Dating is scary - On being vulnerable in the age of hookups
Dating is scary. Opening yourself up for love and actually giving it 100%, is absolutely terrifying. So most people avoid it like the plague. We share bad coffee, stare at each other with ever increasing confidence over wildly overpriced drinks, even fuck casually, but being truly vulnerable? That’s a step too far. That’s reserved for “real” relationships. And yet, isn’t that what we are looking for?
Dating is complicated. So many options, so many tips and tricks. 5 ways to make him fall for you or the secret moves to make her cum. Whatever your deepest insecurity is, there’s a convenient listicle online to help you out. Now I’m armed with instructions and I’m in control. After all, if things don’t work out, it’s not my genuine self that turned them off, it’s the tip... the tip was obviously wrong, so I got to find a better one. And another one, and another one, until I forget my true feelings and desires even exist. Oh, the sweet sweet insulation of the ego…

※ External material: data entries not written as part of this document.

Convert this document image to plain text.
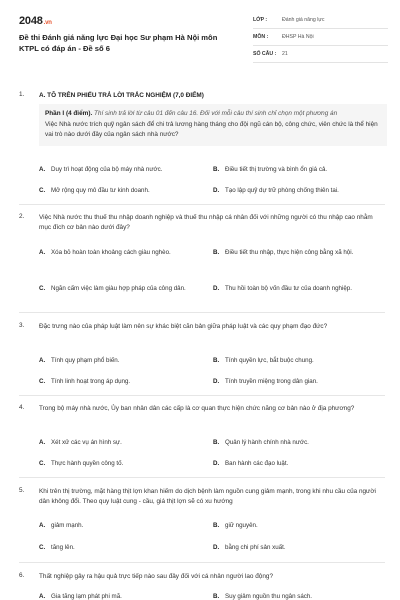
2048.vn
Đề thi Đánh giá năng lực Đại học Sư phạm Hà Nội môn KTPL có đáp án - Đề số 6
LỚP :	Đánh giá năng lực
MÔN :	ĐHSP Hà Nội
SỐ CÂU :	21
1. A. TÔ TRÊN PHIẾU TRẢ LỜI TRẮC NGHIỆM (7,0 ĐIỂM)
Phần I (4 điểm). Thí sinh trả lời từ câu 01 đến câu 16. Đối với mỗi câu thí sinh chỉ chọn một phương án
Việc Nhà nước trích quỹ ngân sách để chi trả lương hàng tháng cho đội ngũ cán bộ, công chức, viên chức là thể hiện vai trò nào dưới đây của ngân sách nhà nước?
A. Duy trì hoạt động của bộ máy nhà nước.	B. Điều tiết thị trường và bình ổn giá cả.
C. Mở rộng quy mô đầu tư kinh doanh.	D. Tạo lập quỹ dự trữ phòng chống thiên tai.
2. Việc Nhà nước thu thuế thu nhập doanh nghiệp và thuế thu nhập cá nhân đối với những người có thu nhập cao nhằm mục đích cơ bản nào dưới đây?
A. Xóa bỏ hoàn toàn khoảng cách giàu nghèo.	B. Điều tiết thu nhập, thực hiện công bằng xã hội.
C. Ngăn cấm việc làm giàu hợp pháp của công dân.	D. Thu hồi toàn bộ vốn đầu tư của doanh nghiệp.
3. Đặc trưng nào của pháp luật làm nên sự khác biệt căn bản giữa pháp luật và các quy phạm đạo đức?
A. Tính quy phạm phổ biến.	B. Tính quyền lực, bắt buộc chung.
C. Tính linh hoạt trong áp dụng.	D. Tính truyền miệng trong dân gian.
4. Trong bộ máy nhà nước, Ủy ban nhân dân các cấp là cơ quan thực hiện chức năng cơ bản nào ở địa phương?
A. Xét xử các vụ án hình sự.	B. Quản lý hành chính nhà nước.
C. Thực hành quyền công tố.	D. Ban hành các đạo luật.
5. Khi trên thị trường, mặt hàng thịt lợn khan hiếm do dịch bệnh làm nguồn cung giảm mạnh, trong khi nhu cầu của người dân không đổi. Theo quy luật cung - cầu, giá thịt lợn sẽ có xu hướng
A. giảm mạnh.	B. giữ nguyên.
C. tăng lên.	D. bằng chi phí sản xuất.
6. Thất nghiệp gây ra hậu quả trực tiếp nào sau đây đối với cá nhân người lao động?
A. Gia tăng lạm phát phi mã.	B. Suy giảm nguồn thu ngân sách.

Because without this insulation we are basically naked. Emotionally that is. And being like that is terrifying to everyone. If you think there is ever a person beautiful, successful, or *insert applicable adjective* enough to not be scared of baring their soul to someone they like, think again. It’s a human condition; the most human of them all.
All the tips and tricks are designed to help us do one thing - avoid rejection. And that’s alright; there’s definitely value to that. I don’t judge. After all I’m just as scared of having my soul crushed as anyone. But I find that the most important trick is this - make yourself more resilient to rejection. See the difference? Avoidance vs embracing the pain that comes with embodying who you truly are.
Here is the thing that truly sucks. If you live in your authenticity and allow yourself to open up fully, there is a 100% chance that some people will not like what they see. It’s not all rainbows and true love, it’s heart wrenching pain that’s akin to what we feel when we’re rejected by our own family. Because it lives in the same place - your soft emotional underbelly, where only the closest people can go.
And yet, if you manage to make yourself resilient to rejection (also known as true self esteem), the reward is so much greater than the fleeting buzz of being liked by a stranger for something that’s not even true. There will be love and acceptance. Of yourself first (and let me tell you, it feels ecstatic!) and of other people.
You will be seen by those who would love every part of you with deep tenderness - the same people who would have never noticed you while you were hiding under the layers of “how you should behave”. Isn’t that the goal? To find those who want YOU? Or is that too scary?